Example from play: I create a resource, Council of Eden (2d4). It’s potent (smaller dice are better) but it’s fragile (only two dice, and smaller dice are more likely to get used up). This reflects what I imagined for a Council: an elite circle with influence but living at the very edge of their power being swept away. (However, going from 2d4 to 3d4 doesn’t feel really strong at all, and I must admit 2d4 to 2d6 is similarly a marginal change, which means the fictional change is minor.) [1]

One option during your turn is to reroll your Resources pool (possibly adding a new resource to the mix). A consequence of this is that you may damage some of your resources as a result. This should mean that in rerolling my Resources pool, I have to describe how I’m deploying/reallocating my advantages in order to get closer to my goal, but it has to be in a way that compromises my resources, and if damage occurs, I have to reflect that damage on the resoucces that are damaged. I’ll reroll/add to my Resources in pursuit of a win, but also because I want to see if I have to bear the consequences of a risk I take (and that is because I want to see if I’ll have to learn to run my society without that resource).
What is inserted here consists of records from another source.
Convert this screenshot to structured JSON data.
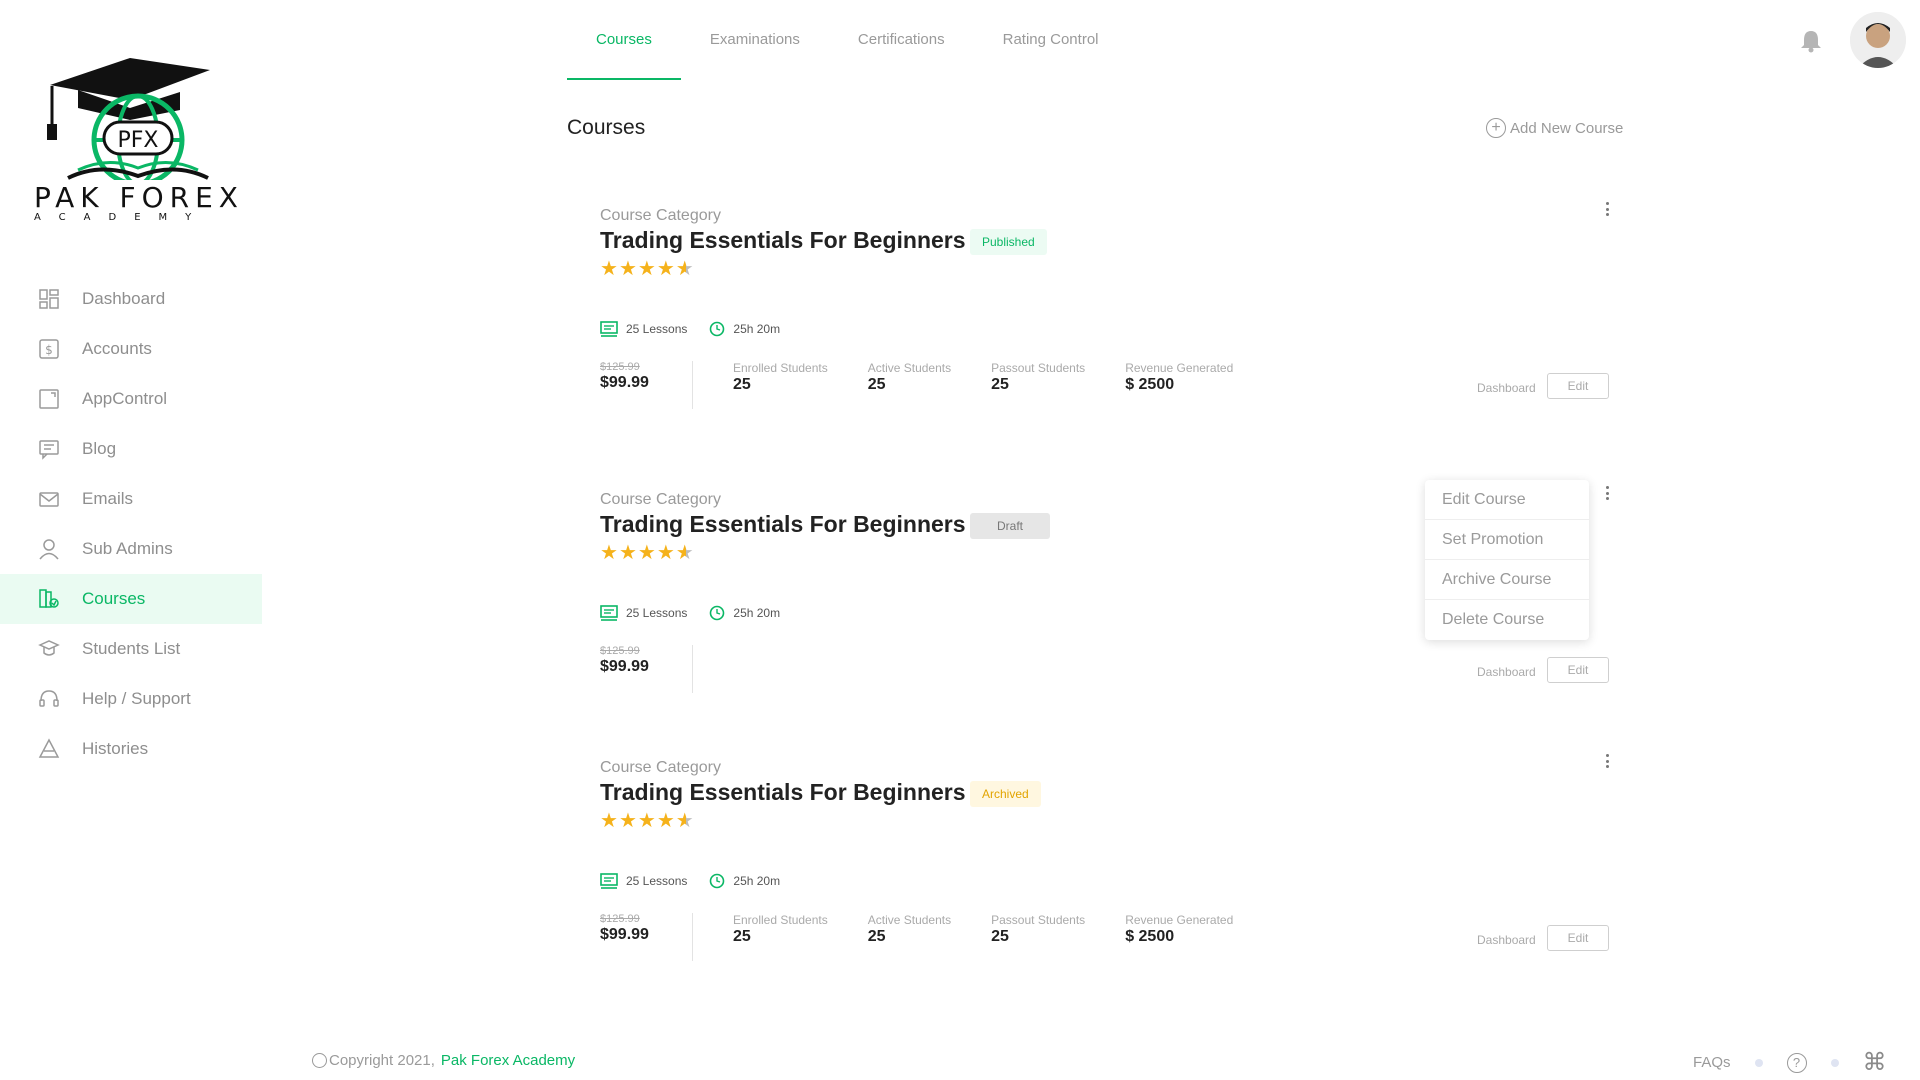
{
  "brand": {
    "logo_text": "PAK FOREX",
    "logo_sub": "ACADEMY",
    "logo_badge": "PFX",
    "accent_color": "#0ab765"
  },
  "sidebar": {
    "items": [
      {
        "label": "Dashboard",
        "icon": "dashboard-icon"
      },
      {
        "label": "Accounts",
        "icon": "dollar-icon"
      },
      {
        "label": "AppControl",
        "icon": "app-control-icon"
      },
      {
        "label": "Blog",
        "icon": "blog-icon"
      },
      {
        "label": "Emails",
        "icon": "email-icon"
      },
      {
        "label": "Sub Admins",
        "icon": "user-icon"
      },
      {
        "label": "Courses",
        "icon": "courses-icon",
        "active": true
      },
      {
        "label": "Students List",
        "icon": "student-icon"
      },
      {
        "label": "Help / Support",
        "icon": "support-icon"
      },
      {
        "label": "Histories",
        "icon": "history-icon"
      }
    ]
  },
  "tabs": [
    {
      "label": "Courses",
      "active": true
    },
    {
      "label": "Examinations"
    },
    {
      "label": "Certifications"
    },
    {
      "label": "Rating Control"
    }
  ],
  "header": {
    "bell_icon": "bell-icon",
    "avatar": "user-avatar"
  },
  "main": {
    "title": "Courses",
    "add_course_label": "Add New Course"
  },
  "courses": [
    {
      "category": "Course Category",
      "title": "Trading Essentials For Beginners",
      "status": "Published",
      "rating": 4.5,
      "lessons": "25 Lessons",
      "duration": "25h 20m",
      "old_price": "$125.99",
      "price": "$99.99",
      "stats": [
        {
          "label": "Enrolled Students",
          "value": "25"
        },
        {
          "label": "Active Students",
          "value": "25"
        },
        {
          "label": "Passout Students",
          "value": "25"
        },
        {
          "label": "Revenue Generated",
          "value": "$ 2500"
        }
      ],
      "dashboard_label": "Dashboard",
      "edit_label": "Edit"
    },
    {
      "category": "Course Category",
      "title": "Trading Essentials For Beginners",
      "status": "Draft",
      "rating": 4.5,
      "lessons": "25 Lessons",
      "duration": "25h 20m",
      "old_price": "$125.99",
      "price": "$99.99",
      "stats": [],
      "dashboard_label": "Dashboard",
      "edit_label": "Edit"
    },
    {
      "category": "Course Category",
      "title": "Trading Essentials For Beginners",
      "status": "Archived",
      "rating": 4.5,
      "lessons": "25 Lessons",
      "duration": "25h 20m",
      "old_price": "$125.99",
      "price": "$99.99",
      "stats": [
        {
          "label": "Enrolled Students",
          "value": "25"
        },
        {
          "label": "Active Students",
          "value": "25"
        },
        {
          "label": "Passout Students",
          "value": "25"
        },
        {
          "label": "Revenue Generated",
          "value": "$ 2500"
        }
      ],
      "dashboard_label": "Dashboard",
      "edit_label": "Edit"
    }
  ],
  "context_menu": {
    "items": [
      "Edit Course",
      "Set Promotion",
      "Archive Course",
      "Delete Course"
    ]
  },
  "footer": {
    "copyright": "Copyright 2021,",
    "brand": "Pak Forex Academy",
    "faqs": "FAQs",
    "help_icon": "question-icon",
    "command_icon": "command-icon"
  }
}
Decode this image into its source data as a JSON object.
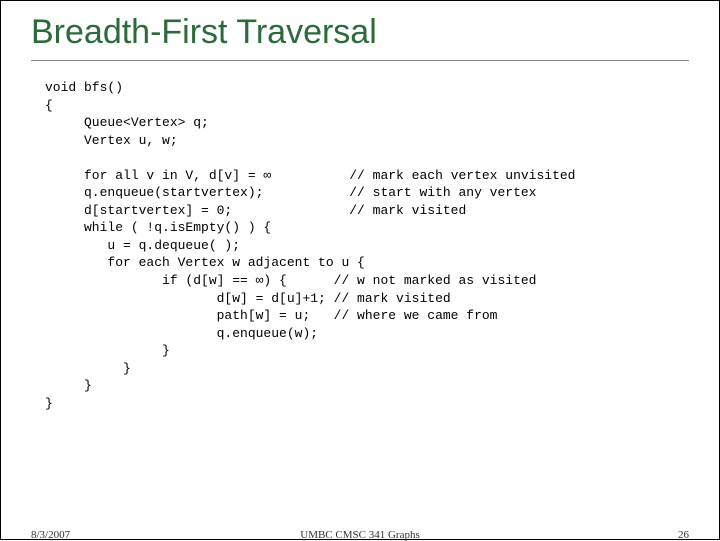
{
  "title": "Breadth-First Traversal",
  "code": {
    "l01": "void bfs()",
    "l02": "{",
    "l03": "     Queue<Vertex> q;",
    "l04": "     Vertex u, w;",
    "l05": "",
    "l06": "     for all v in V, d[v] = ∞          // mark each vertex unvisited",
    "l07": "     q.enqueue(startvertex);           // start with any vertex",
    "l08": "     d[startvertex] = 0;               // mark visited",
    "l09": "     while ( !q.isEmpty() ) {",
    "l10": "        u = q.dequeue( );",
    "l11": "        for each Vertex w adjacent to u {",
    "l12": "               if (d[w] == ∞) {      // w not marked as visited",
    "l13": "                      d[w] = d[u]+1; // mark visited",
    "l14": "                      path[w] = u;   // where we came from",
    "l15": "                      q.enqueue(w);",
    "l16": "               }",
    "l17": "          }",
    "l18": "     }",
    "l19": "}"
  },
  "footer": {
    "date": "8/3/2007",
    "middle": "UMBC CMSC 341 Graphs",
    "page": "26"
  }
}
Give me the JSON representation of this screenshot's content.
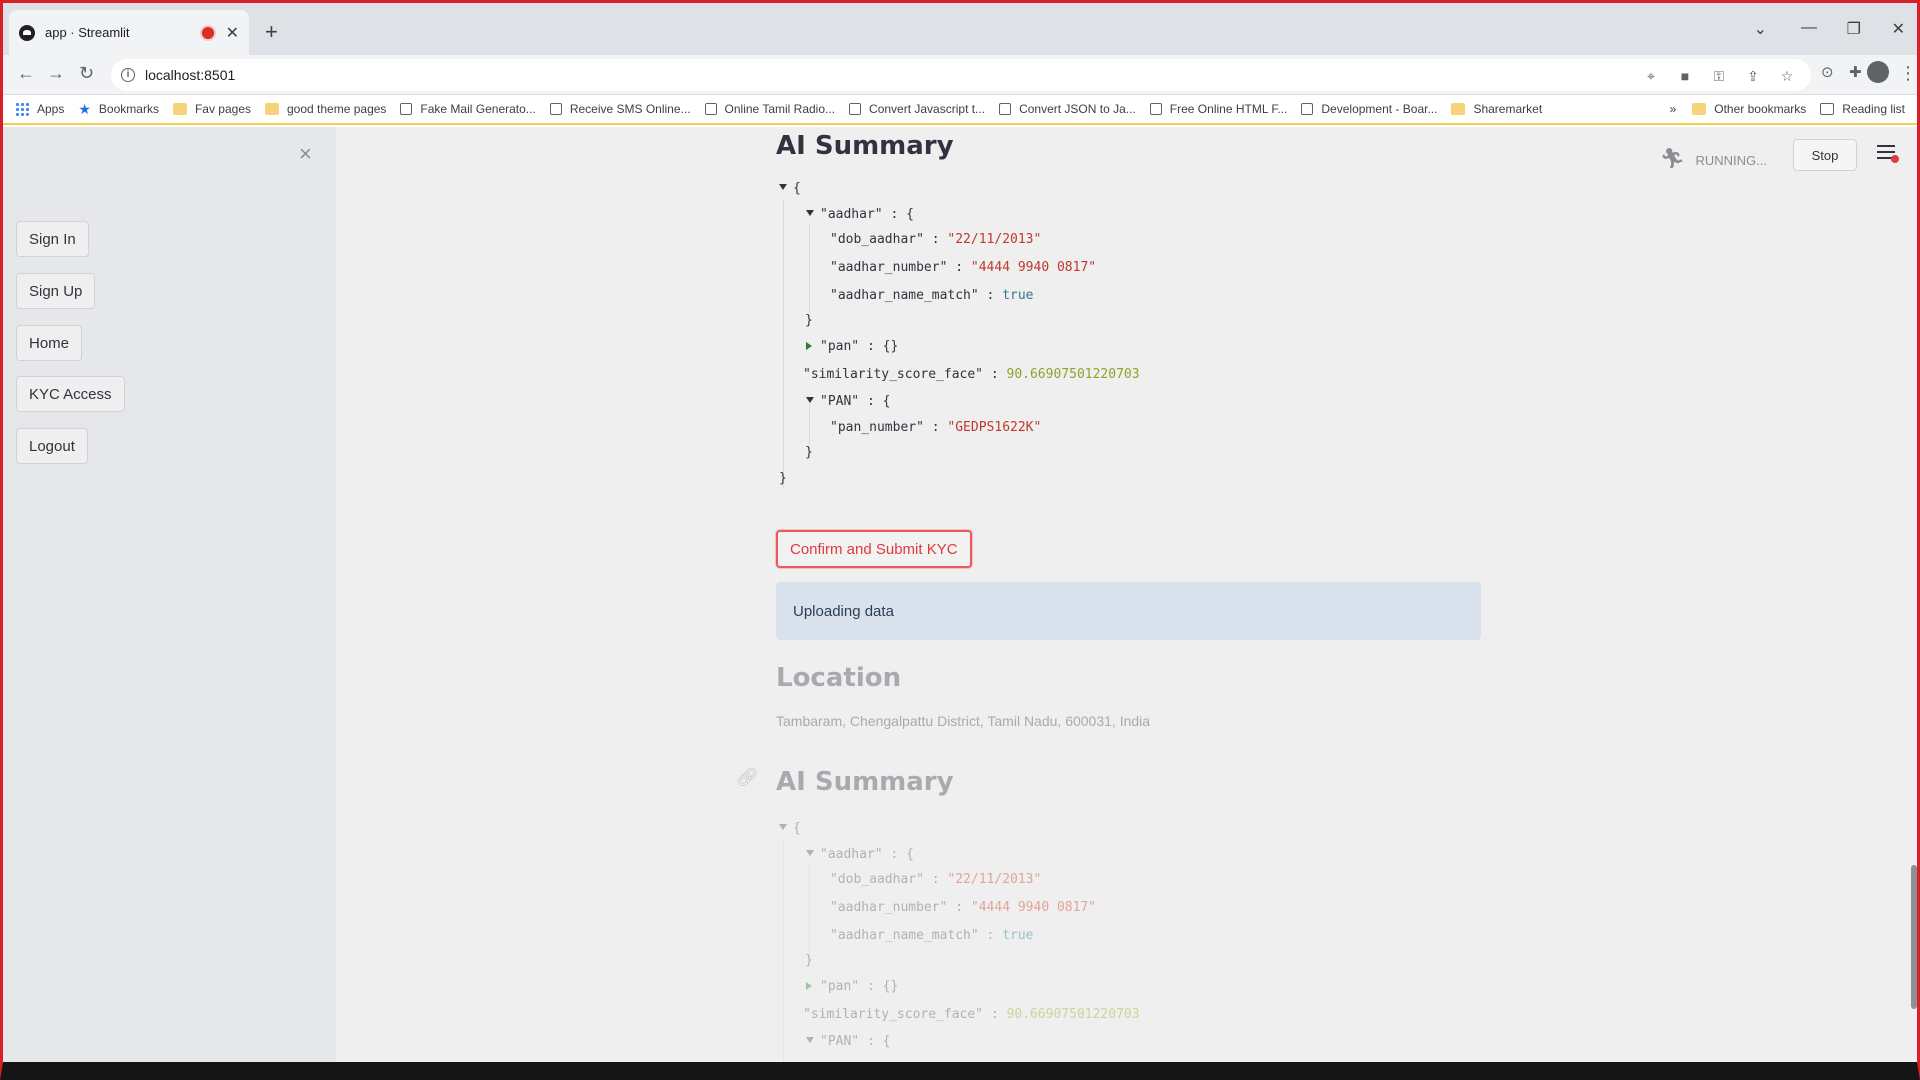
{
  "browser": {
    "tab_title": "app · Streamlit",
    "new_tab": "+",
    "url": "localhost:8501",
    "bookmarks": [
      {
        "label": "Apps",
        "icon": "apps-grid-icon"
      },
      {
        "label": "Bookmarks",
        "icon": "star-icon"
      },
      {
        "label": "Fav pages",
        "icon": "folder-icon"
      },
      {
        "label": "good theme pages",
        "icon": "folder-icon"
      },
      {
        "label": "Fake Mail Generato...",
        "icon": "mail-icon"
      },
      {
        "label": "Receive SMS Online...",
        "icon": "sms-icon"
      },
      {
        "label": "Online Tamil Radio...",
        "icon": "radio-icon"
      },
      {
        "label": "Convert Javascript t...",
        "icon": "convert-icon"
      },
      {
        "label": "Convert JSON to Ja...",
        "icon": "convert-icon"
      },
      {
        "label": "Free Online HTML F...",
        "icon": "html-icon"
      },
      {
        "label": "Development - Boar...",
        "icon": "gitlab-icon"
      },
      {
        "label": "Sharemarket",
        "icon": "folder-icon"
      }
    ],
    "bookmarks_more": "»",
    "other_bookmarks": "Other bookmarks",
    "reading_list": "Reading list"
  },
  "sidebar": {
    "close": "×",
    "buttons": [
      "Sign In",
      "Sign Up",
      "Home",
      "KYC Access",
      "Logout"
    ]
  },
  "header": {
    "status": "RUNNING...",
    "stop": "Stop"
  },
  "main": {
    "ai_summary_title": "AI Summary",
    "json": {
      "open": "{",
      "aadhar_key": "\"aadhar\"",
      "dob_key": "\"dob_aadhar\"",
      "dob_val": "\"22/11/2013\"",
      "num_key": "\"aadhar_number\"",
      "num_val": "\"4444 9940 0817\"",
      "match_key": "\"aadhar_name_match\"",
      "match_val": "true",
      "pan_key": "\"pan\"",
      "pan_val": "{}",
      "score_key": "\"similarity_score_face\"",
      "score_val": "90.66907501220703",
      "PAN_key": "\"PAN\"",
      "pan_number_key": "\"pan_number\"",
      "pan_number_val": "\"GEDPS1622K\"",
      "close": "}",
      "colon_open": ": {",
      "colon": ":"
    },
    "submit_button": "Confirm and Submit KYC",
    "info_message": "Uploading data",
    "location_title": "Location",
    "location_text": "Tambaram, Chengalpattu District, Tamil Nadu, 600031, India",
    "ai_summary_title_2": "AI Summary"
  }
}
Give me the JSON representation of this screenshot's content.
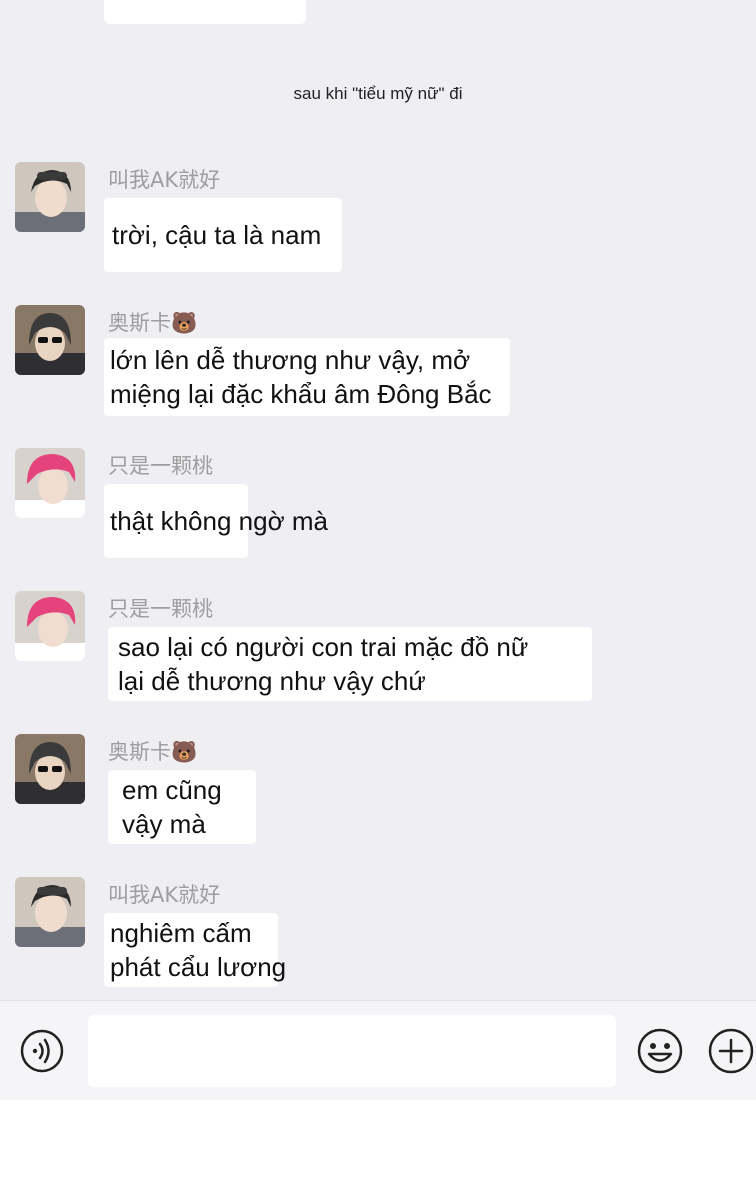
{
  "system_note": "sau khi \"tiểu mỹ nữ\" đi",
  "messages": [
    {
      "sender": "叫我AK就好",
      "lines": [
        "trời, cậu ta là nam"
      ]
    },
    {
      "sender": "奥斯卡🐻",
      "lines": [
        "lớn lên dễ thương như vậy, mở",
        "miệng lại đặc khẩu âm Đông Bắc"
      ]
    },
    {
      "sender": "只是一颗桃",
      "lines": [
        "thật không ngờ mà"
      ]
    },
    {
      "sender": "只是一颗桃",
      "lines": [
        "sao lại có người con trai mặc đồ nữ",
        "lại dễ thương như vậy chứ"
      ]
    },
    {
      "sender": "奥斯卡🐻",
      "lines": [
        "em cũng",
        "vậy mà"
      ]
    },
    {
      "sender": "叫我AK就好",
      "lines": [
        "nghiêm cấm",
        "phát cẩu lương"
      ]
    }
  ],
  "input_bar": {
    "text_value": "",
    "voice_icon": "voice-icon",
    "emoji_icon": "emoji-icon",
    "plus_icon": "plus-icon"
  },
  "colors": {
    "chat_background": "#efeef3",
    "bubble": "#ffffff",
    "sender_name": "#9e9e9e"
  }
}
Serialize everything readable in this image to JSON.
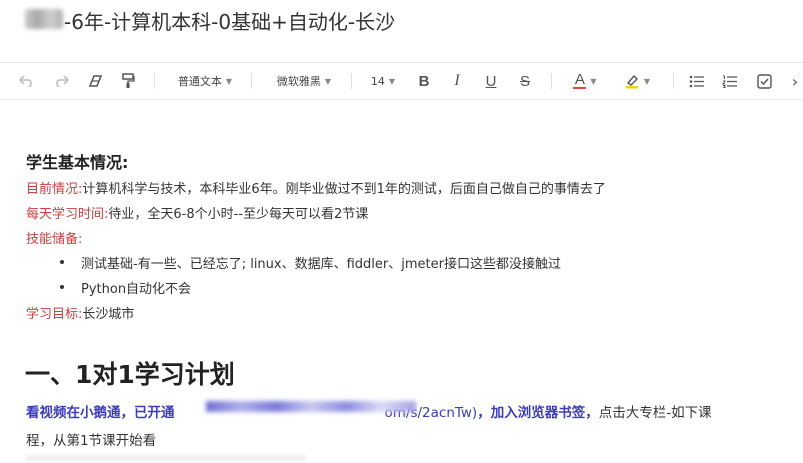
{
  "document": {
    "title": "-6年-计算机本科-0基础+自动化-长沙"
  },
  "toolbar": {
    "paragraph_style": "普通文本",
    "font_family": "微软雅黑",
    "font_size": "14",
    "bold": "B",
    "italic": "I",
    "underline": "U",
    "strikethrough": "S",
    "font_color": "A",
    "more": "›"
  },
  "content": {
    "heading_basic": "学生基本情况:",
    "current_label": "目前情况:",
    "current_text": "计算机科学与技术，本科毕业6年。刚毕业做过不到1年的测试，后面自己做自己的事情去了",
    "daily_label": "每天学习时间:",
    "daily_text": "待业，全天6-8个小时--至少每天可以看2节课",
    "skills_label": "技能储备:",
    "skills": [
      "测试基础-有一些、已经忘了; linux、数据库、fiddler、jmeter接口这些都没接触过",
      "Python自动化不会"
    ],
    "goal_label": "学习目标:",
    "goal_text": "长沙城市",
    "plan_heading": "一、1对1学习计划",
    "plan_line1_a": "看视频在小鹅通，已开通",
    "plan_line1_link": "om/s/2acnTw)",
    "plan_line1_b": "，加入浏览器书签，",
    "plan_line1_c": "点击大专栏-如下课",
    "plan_line2": "程，从第1节课开始看"
  },
  "colors": {
    "label_red": "#d23c3c",
    "link_blue": "#3b3bc4",
    "font_color_underline": "#e04a3c",
    "highlight_yellow": "#f5d300"
  },
  "icons": [
    "undo-icon",
    "redo-icon",
    "eraser-icon",
    "format-painter-icon",
    "highlight-icon",
    "bulleted-list-icon",
    "numbered-list-icon",
    "checkbox-icon"
  ]
}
Example from play: I called upon my Council of Eden to address a growing famine. My narration was a little lame (“they give a speech”) but really, they needed to do something that actually puts their power at stake. Perhaps have an in person appearance in the city center to hand out supplies. In the resulting roll results in burnout, and clearly I should describe how the food never gets hear, the rioters storm the barricades, and the Council needs an emergency evacuation, painting them as cowards before the entire City. Their influence has been damaged.

While that reroll was part of the process of securing victory, part of it is that I wanted to see if, fictionally, the Council of Eden was able to be part of the solution in this new world, or if they’d find themselves up against the wall. Is my story one where the Council reigns from the shadows and grows their new colony, or one where the old guard was rendered obsolete by a new order? (On one level, I was probably shooting for the latter, but clearly that hasn’t yet happened.)

One option – either during your turn or in reaction to another player trying to complete a goal – is to reroll your ideals dice, possibly invoking another Ideal. Here there are consequences again: you may have to reprioritize your Ideals, or possibly alter them. The kind of narration that could work is describing a counter-maneuver that risks (or more explicitly, contravenes) your stated ideals.

In play, my narrations here were weak, but to use this as a guideline: “Send in our cyborg guard; they can never conquer our enhanced might!” could be a challenge to my “we must upgrade ourselves to become invincible” ideal; perhaps, even if my blocking maneuever is successful, our cyborg traits were rendered useless, forcing me to question that ideal. (However, you can see that it’s a harder to come up with examples like these.) [2]

One option during your turn is to place your dice, claiming a goal. I didn’t see a clear thing to narrate, and I notice that there aren’t real consequences for trying to place. It either completes a victory, sets up a future victory, or is blocked by your foe. You could do some narration, but here more than other places it seems to lack consequence. [3]

(Possibly related: Fictional Consequences and Mechancial Bonuses, “How we decide to make decisions in games like Dogs in the Vineyard”.)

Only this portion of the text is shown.